Gran uttered a low growl, but still complied. She shook herself free of Chase’s grasp and set foot for the car. “This isn’t over, Flake!” she shouted, shaking her fist in the direction of the old woman. “Mark my words!”
“Oh, go away, you crazy old bat,” said Leonora, and slammed the door.
Gran got into the car and drove off, kicking up a spray of dust and gravel as she did, and as Odelia and Chase followed her at a more leisurely pace, suddenly Odelia remembered Harriet and Brutus.
“Dang it,” she said.
“What’s wrong?” asked Chase, who was driving this time.
“Harriet and Brutus. We left them at the house.”
“They’ll find their way home,” said Chase.
And so they would, Odelia thought. And hopefully they’d find Max and Dooley and manage to snap them out of their ‘strike.’
Chapter 23
I was racing along, trying to find my way out of the maze that Leonidas had built, still persecuted by the sound of a cat in hot pursuit—I could hear his nails scrabbling as he raced along behind me—when suddenly I reached a dead end and almost slammed into a wall. And then the wall slammed into me, or at least that’s what it felt like when a solid object and I collided.

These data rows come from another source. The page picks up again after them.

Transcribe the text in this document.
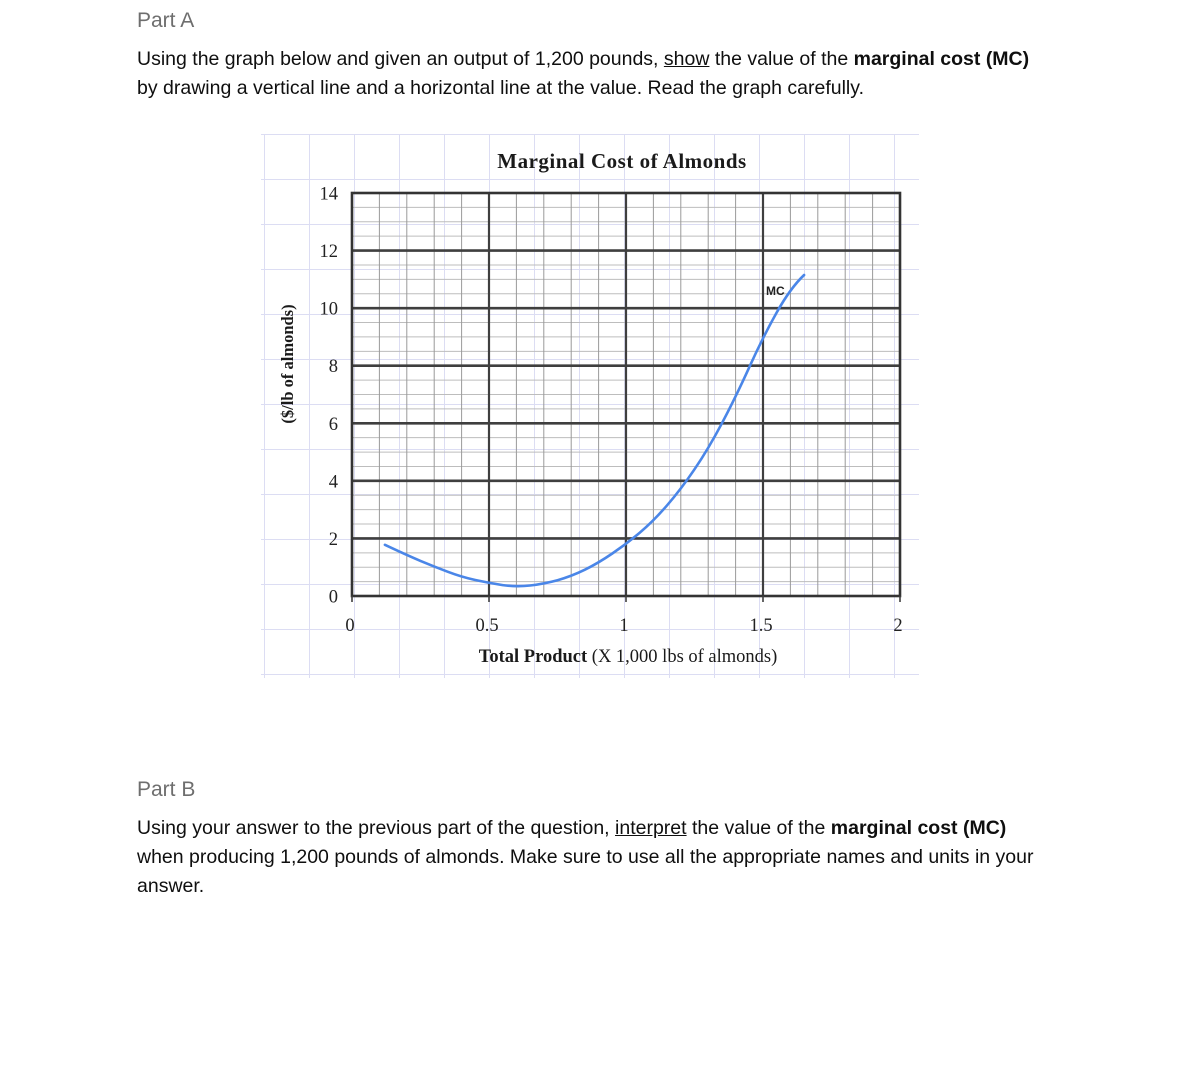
Part A

Using the graph below and given an output of 1,200 pounds, show the value of the marginal cost (MC) by drawing a vertical line and a horizontal line at the value. Read the graph carefully.

Marginal Cost of Almonds
0
2
4
6
8
10
12
14
0	0.5	1	1.5	2
Total Product (X 1,000 lbs of almonds)
($/lb of almonds)
MC
Part B

Using your answer to the previous part of the question, interpret the value of the marginal cost (MC) when producing 1,200 pounds of almonds. Make sure to use all the appropriate names and units in your answer.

The solid object soon turned out not to be all that solid. It was a cat, and before I knew what was happening, I was putting up a fight with the furry fiend, knowing that it was Tank who’d taken a shortcut and who’d managed to intercept my progress. I knew I had to watch out for his claw going for my jugular, and it was only when Tank uttered a loud cry of distress that something registered in my brain and gaveme pause.
That cry hadn’t sounded like Tank at all.
It had sounded more like Dooley’s bleats.
So I halted the proceedings and lo and behold: I was actually fighting my best friend and not, as I had supposed, my mortal enemy!
“Dooley!” I cried.
“Max!” he yelped. “I thought you were Tank!”
“I thoughtyou were Tank!”
We fell into each other’s arms and before long were laughing at the strange coincidence of both of us thinking we were engaged in the fight of a lifetime against a formidable foe.